They sold 1M z10 in the first MONTH.
They sold 10M in the first year, year and a half.
Please do not rearrange the numbers.
Read the IDC report.
The z10 returns in the first month were because people refused to learn gestures. They were a radical change from BB0S or IoS.
The 1M in the first month accounted for the returns.
People who use an IPhone, like my daughter, or some electronics graduate students I know who who use iphones, have a hard time with the bb10 gestures. They hate bB10 gestures, just like I hate the iPhone interface.
I find it not user friendly having to push a button.

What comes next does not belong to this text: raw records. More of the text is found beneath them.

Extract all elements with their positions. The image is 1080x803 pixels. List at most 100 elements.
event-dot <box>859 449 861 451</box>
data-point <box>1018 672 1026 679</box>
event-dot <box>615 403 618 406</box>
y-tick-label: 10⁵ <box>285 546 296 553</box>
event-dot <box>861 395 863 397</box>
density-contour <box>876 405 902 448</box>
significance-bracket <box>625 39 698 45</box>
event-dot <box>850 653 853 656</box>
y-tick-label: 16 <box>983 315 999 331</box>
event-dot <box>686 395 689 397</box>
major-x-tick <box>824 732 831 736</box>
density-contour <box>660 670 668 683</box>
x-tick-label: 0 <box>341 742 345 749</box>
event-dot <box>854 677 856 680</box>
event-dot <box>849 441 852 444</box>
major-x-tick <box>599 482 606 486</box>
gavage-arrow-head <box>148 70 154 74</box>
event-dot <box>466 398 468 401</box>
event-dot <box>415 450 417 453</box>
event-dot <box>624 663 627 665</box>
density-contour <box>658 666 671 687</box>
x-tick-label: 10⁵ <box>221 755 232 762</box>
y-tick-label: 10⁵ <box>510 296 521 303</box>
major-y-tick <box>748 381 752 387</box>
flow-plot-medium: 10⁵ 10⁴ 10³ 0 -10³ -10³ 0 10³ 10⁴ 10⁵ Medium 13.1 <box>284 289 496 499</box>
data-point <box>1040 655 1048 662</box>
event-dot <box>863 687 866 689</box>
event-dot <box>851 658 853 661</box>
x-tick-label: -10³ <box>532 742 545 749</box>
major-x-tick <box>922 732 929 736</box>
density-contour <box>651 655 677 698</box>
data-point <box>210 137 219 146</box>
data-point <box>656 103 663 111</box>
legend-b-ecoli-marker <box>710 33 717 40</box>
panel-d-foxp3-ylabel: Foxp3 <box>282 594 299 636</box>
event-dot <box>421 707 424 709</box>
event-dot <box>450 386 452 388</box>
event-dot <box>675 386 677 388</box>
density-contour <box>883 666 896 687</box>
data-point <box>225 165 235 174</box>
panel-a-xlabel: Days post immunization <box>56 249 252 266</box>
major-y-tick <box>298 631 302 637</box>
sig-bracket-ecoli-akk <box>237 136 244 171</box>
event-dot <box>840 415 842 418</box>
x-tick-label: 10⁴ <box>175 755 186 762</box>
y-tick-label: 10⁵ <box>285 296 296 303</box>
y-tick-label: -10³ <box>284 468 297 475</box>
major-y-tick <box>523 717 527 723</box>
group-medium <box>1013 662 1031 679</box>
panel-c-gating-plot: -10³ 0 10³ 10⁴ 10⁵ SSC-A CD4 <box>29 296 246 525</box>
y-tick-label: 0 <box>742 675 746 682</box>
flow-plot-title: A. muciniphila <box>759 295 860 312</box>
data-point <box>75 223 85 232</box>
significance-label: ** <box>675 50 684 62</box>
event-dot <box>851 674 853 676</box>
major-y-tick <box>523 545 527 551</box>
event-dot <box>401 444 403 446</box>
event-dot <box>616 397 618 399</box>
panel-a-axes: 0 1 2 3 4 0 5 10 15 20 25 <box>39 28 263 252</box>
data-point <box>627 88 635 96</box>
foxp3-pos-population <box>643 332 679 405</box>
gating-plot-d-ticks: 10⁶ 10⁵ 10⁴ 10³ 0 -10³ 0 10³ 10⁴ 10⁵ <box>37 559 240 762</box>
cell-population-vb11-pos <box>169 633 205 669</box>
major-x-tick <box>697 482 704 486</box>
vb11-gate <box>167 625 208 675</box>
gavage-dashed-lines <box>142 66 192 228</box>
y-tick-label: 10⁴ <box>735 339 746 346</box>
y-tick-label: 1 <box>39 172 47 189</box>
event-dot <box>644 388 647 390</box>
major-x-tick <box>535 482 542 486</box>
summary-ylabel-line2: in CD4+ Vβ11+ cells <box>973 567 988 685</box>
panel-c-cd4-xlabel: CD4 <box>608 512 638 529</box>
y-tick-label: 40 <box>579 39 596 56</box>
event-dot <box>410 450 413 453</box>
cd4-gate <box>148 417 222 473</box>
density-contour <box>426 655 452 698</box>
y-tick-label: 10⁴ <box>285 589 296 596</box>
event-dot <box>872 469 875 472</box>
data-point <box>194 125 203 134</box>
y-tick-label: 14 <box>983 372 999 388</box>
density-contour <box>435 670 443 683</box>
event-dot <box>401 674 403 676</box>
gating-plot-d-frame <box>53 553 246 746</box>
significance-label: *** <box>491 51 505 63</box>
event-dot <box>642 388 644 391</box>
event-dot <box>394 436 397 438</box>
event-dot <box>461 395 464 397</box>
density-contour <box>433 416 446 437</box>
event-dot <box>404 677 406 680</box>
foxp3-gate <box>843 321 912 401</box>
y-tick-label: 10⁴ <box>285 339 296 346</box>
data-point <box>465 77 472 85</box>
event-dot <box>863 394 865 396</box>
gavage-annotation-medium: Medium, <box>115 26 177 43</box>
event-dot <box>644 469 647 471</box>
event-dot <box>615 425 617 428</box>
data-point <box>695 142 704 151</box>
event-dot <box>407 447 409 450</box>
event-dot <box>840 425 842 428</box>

But eventually all the Z10 were sold, only temporarily written down.
The Board just needed an excuse to change plans and decided to kill BB10 only 7-8 months after its launch, not allowing it to take off. That was short sighted and arguably irresponsible because BlackBerry today is insignificant even in the Canadian high tech landscape.
From a flagship of Canadian industry, a symbol of Canada around the world, it has become an app shop for Google.
There was nothing wrong with BB10.0. I had a z10 from launch, a Z30 by November 2013, and a Passport by October 2014.
I still think the Z10 is the best looking BB10 phone. The only one that looked as polished on the outside as an Iphone. That's the only thing I appreciate about Apple products: exterior looks).
The only problem with z10 was its battery.
All updates to bb.10 were incremental, not fundamental.
The layoffs are not an excuse for the greatly diminished revenues and the dramatic reduction in phone sales and users under Chen.
Those are undeniable and due to him and the board alone.
They inherited over 3B in cash when Chen took over.
The cuts and layoffs were part and parcel of the change to software strategy. They are used to praise Chen and BlackBerry, but the 700000 phones in the last quarter would have been considered catastrophic even a year ago.
Let's not rewrite history.
Yes, BlackBerry is praised now for becoming a software company because analysts and investors have a different interest and agenda than BlackBerry phone users.
Some of that software revenue was acquired with cash. It's not due to inside development under Chen's leadership. He can continue to buy revenue in the next quarter to meet his software sales goals, if need be, with that cash.
Chen repeated yesterday in the Globe and Mail that hardware may discontinue after March. He is not confident that he can turn a profit on hardware with android.
BlackBerry's focus on software starting to pay off: CEO - The Globe and Mail
This invalidates the decision to go android as a saviour.
The goal of 5M phones per year was and still is easily achievable just with BB10 phones, especially if the app developing resources are redirected to BB10 apps from writing apps for android and Google.
There was no reason to leave the impression that BB10 was on its way out, even if an android phone was introduced.
Chen has been shooting BlackBerry in the foot repeatedly in the second half of 2015 in almost all his public appearances, casting shadows on its ability to provide privacy, robustness of its encryption (or at least if BlackBerry gives the keys to governments) its viability as a hardware company, and discouraging even its existing users to stay on as BlackBerry customers.
The phone sales numbers prove that more so then any revenue results.